You say that A bothers you because she's not doing her job correctly, or -- really, that she doesn't do it the way you prefer. Too ambitious. Let her boss take care of that. That's between her and her boss. Ambition is a quality that a lot of bosses like. In my experience, bosses tend not to like or appreciate when people get bogged down by petty, inconsequential, manufacturered drama--which exactly what you would be doing here, manufacturing drama. A is allowed to be ambitious and to express annoyance at a co-worker. B is allowed to talk to the boss herself if she feels the need to. You don't need to be involved in this in any way. Let the women handle it.

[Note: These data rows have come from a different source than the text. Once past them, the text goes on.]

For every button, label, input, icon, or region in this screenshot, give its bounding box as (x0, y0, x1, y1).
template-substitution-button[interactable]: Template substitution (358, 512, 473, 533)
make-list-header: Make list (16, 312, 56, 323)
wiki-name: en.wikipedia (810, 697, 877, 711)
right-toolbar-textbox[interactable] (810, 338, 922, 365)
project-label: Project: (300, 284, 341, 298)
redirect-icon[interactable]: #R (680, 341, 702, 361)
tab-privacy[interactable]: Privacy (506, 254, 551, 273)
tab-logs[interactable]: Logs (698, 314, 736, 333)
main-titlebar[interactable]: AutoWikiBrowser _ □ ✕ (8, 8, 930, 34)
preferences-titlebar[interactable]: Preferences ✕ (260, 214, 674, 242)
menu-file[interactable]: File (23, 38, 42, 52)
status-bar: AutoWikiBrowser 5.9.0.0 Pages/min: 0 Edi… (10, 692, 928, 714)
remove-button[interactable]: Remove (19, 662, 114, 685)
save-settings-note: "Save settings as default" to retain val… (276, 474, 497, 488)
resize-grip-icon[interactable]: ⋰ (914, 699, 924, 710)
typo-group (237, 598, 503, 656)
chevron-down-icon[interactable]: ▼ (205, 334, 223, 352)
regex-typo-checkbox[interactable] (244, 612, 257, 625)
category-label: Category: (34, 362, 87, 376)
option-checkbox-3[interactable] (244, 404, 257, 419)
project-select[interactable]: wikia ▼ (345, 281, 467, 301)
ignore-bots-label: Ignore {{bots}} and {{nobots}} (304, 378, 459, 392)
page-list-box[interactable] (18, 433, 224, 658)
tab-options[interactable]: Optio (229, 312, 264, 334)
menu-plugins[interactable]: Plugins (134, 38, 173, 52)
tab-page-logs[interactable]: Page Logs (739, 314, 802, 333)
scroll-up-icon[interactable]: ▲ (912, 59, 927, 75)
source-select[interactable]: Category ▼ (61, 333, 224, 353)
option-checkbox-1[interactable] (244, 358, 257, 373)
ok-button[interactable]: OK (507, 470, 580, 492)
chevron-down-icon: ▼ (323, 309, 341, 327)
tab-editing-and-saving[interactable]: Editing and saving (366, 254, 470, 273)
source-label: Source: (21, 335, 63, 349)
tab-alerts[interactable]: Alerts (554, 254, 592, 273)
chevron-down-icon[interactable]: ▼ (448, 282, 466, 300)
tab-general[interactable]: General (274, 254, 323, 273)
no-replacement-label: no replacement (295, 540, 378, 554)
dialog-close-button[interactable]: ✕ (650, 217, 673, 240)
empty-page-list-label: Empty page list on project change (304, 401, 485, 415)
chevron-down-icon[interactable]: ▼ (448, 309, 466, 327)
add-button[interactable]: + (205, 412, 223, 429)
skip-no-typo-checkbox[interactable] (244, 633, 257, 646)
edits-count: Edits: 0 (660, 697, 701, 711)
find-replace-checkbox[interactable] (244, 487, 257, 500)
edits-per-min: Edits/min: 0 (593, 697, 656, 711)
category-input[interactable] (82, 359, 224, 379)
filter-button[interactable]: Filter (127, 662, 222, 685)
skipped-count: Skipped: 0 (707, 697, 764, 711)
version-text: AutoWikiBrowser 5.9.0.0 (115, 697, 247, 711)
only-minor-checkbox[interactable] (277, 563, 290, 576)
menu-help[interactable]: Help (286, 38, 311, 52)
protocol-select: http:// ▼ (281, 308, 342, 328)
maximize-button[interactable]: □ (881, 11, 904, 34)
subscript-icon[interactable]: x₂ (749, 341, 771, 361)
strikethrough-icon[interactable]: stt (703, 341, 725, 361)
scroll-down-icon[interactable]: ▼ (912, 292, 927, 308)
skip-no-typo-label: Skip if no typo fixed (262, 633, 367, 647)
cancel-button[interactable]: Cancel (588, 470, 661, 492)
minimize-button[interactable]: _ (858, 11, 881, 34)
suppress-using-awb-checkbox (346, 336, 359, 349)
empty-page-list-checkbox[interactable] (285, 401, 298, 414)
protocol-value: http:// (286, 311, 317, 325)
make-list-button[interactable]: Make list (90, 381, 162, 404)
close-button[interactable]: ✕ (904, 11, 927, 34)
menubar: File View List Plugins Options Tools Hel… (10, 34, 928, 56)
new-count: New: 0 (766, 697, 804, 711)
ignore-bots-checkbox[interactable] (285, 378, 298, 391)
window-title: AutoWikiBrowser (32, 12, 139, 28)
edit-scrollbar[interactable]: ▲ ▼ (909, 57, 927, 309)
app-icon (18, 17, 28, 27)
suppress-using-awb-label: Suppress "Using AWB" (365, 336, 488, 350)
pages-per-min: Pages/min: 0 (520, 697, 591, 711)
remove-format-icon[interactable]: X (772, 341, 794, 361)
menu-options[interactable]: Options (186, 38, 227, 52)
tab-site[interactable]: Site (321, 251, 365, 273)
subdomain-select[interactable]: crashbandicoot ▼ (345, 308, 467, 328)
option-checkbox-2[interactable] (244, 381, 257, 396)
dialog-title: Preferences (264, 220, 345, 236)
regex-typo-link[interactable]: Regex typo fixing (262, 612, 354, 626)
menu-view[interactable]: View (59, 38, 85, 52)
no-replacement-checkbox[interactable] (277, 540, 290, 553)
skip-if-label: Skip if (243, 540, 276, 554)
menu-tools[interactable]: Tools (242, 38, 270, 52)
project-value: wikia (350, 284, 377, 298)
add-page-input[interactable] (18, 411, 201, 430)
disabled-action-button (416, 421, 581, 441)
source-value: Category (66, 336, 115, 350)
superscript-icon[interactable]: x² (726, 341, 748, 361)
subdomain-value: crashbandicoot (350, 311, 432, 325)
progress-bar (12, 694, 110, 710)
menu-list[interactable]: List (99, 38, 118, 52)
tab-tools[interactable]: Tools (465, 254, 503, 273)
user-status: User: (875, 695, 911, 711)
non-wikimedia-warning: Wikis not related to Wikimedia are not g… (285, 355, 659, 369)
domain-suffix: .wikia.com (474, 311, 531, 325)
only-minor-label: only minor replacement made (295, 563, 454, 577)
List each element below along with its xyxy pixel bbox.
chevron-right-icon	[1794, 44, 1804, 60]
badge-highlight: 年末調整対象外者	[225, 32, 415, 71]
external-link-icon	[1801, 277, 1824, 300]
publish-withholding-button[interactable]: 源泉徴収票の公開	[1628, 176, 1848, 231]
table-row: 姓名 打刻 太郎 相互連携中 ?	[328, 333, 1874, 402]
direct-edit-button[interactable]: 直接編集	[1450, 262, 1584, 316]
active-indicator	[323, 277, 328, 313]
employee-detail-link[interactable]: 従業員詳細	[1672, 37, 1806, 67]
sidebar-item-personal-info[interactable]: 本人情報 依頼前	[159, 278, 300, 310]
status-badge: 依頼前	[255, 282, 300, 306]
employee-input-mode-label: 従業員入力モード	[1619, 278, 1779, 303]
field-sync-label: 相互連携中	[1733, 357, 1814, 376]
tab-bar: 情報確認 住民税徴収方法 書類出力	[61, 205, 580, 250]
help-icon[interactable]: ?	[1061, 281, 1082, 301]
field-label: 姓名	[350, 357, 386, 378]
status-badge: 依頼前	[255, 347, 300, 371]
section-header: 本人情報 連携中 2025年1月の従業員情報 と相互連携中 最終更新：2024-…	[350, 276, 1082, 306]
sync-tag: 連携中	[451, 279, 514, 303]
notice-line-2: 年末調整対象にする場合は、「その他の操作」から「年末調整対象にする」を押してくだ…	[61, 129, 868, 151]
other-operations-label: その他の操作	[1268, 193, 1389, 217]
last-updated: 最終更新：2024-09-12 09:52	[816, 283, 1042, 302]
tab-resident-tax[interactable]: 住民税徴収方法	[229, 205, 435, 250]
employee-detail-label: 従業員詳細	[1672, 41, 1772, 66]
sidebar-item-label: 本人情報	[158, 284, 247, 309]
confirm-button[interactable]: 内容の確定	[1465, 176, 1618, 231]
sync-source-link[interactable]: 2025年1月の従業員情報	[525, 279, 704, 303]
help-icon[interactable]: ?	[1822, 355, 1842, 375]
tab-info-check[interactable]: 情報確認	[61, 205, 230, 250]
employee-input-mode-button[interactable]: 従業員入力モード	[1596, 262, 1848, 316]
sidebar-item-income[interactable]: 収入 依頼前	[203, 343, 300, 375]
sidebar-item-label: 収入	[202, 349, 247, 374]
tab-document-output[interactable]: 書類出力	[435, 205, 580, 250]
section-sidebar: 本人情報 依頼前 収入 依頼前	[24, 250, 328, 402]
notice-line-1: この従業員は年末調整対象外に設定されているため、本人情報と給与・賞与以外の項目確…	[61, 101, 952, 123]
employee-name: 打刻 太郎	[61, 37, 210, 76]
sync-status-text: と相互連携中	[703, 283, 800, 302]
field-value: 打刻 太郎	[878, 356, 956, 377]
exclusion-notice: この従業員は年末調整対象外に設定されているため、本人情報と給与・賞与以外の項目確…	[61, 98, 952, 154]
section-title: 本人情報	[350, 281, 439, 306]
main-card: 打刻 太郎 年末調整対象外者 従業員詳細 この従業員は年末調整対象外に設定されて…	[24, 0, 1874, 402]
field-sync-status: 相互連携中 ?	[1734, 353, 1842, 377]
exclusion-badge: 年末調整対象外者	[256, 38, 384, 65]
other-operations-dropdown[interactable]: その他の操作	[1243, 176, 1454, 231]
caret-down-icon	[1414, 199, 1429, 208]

Also, people here are hammering on not calling them girls because that infantilizes these women. This entire question infantilizes them. The word "girls" probably feels natural and not like a deliberate jab, but its use unintentionally reveals some your biases and motives in this situation. It may hurt your feelings a little bit to be told not to call them girls, but having hurt feelings can be a very useful tool: it tells you something's wrong. Ask yourself: if these were two young men, would you call them boys? And would you have the same feelings about the situation? Why or why not? I'd really encourage you to dig deep and think about what is actually going on here for you. It could be very useful.
posted by sockermom at 4:57 AM on April 30, 2019 [13 favorites]


Mod note: A couple deleted. The point about "women" vs "girls" has been made more than once now; please let it be and concentrate on the main question. Thanks.
posted by taz (staff) at 6:57 AM on April 30, 2019 [2 favorites]


Absolutely do not get involved.

This is between A and B. You need to C your way out of it.

Period. End of sentence.
posted by hydra77 at 9:27 AM on April 30, 2019 [2 favorites]


This is not your business. This is your/their boss’ problem to solve. Getting involved is unlikely to end well for you.

The reason I'm saying about going to the boss is that I thought that B might go speak to our boss and I might have to go and say what happened.

If that happens, it happens. You can tell them what you have observed. But don’t initiate it yourself.
posted by His thoughts were red thoughts at 3:34 PM on April 30, 2019


If there is context here of bullying you've observed, you should report it.. if the argument you saw lacks the context, no.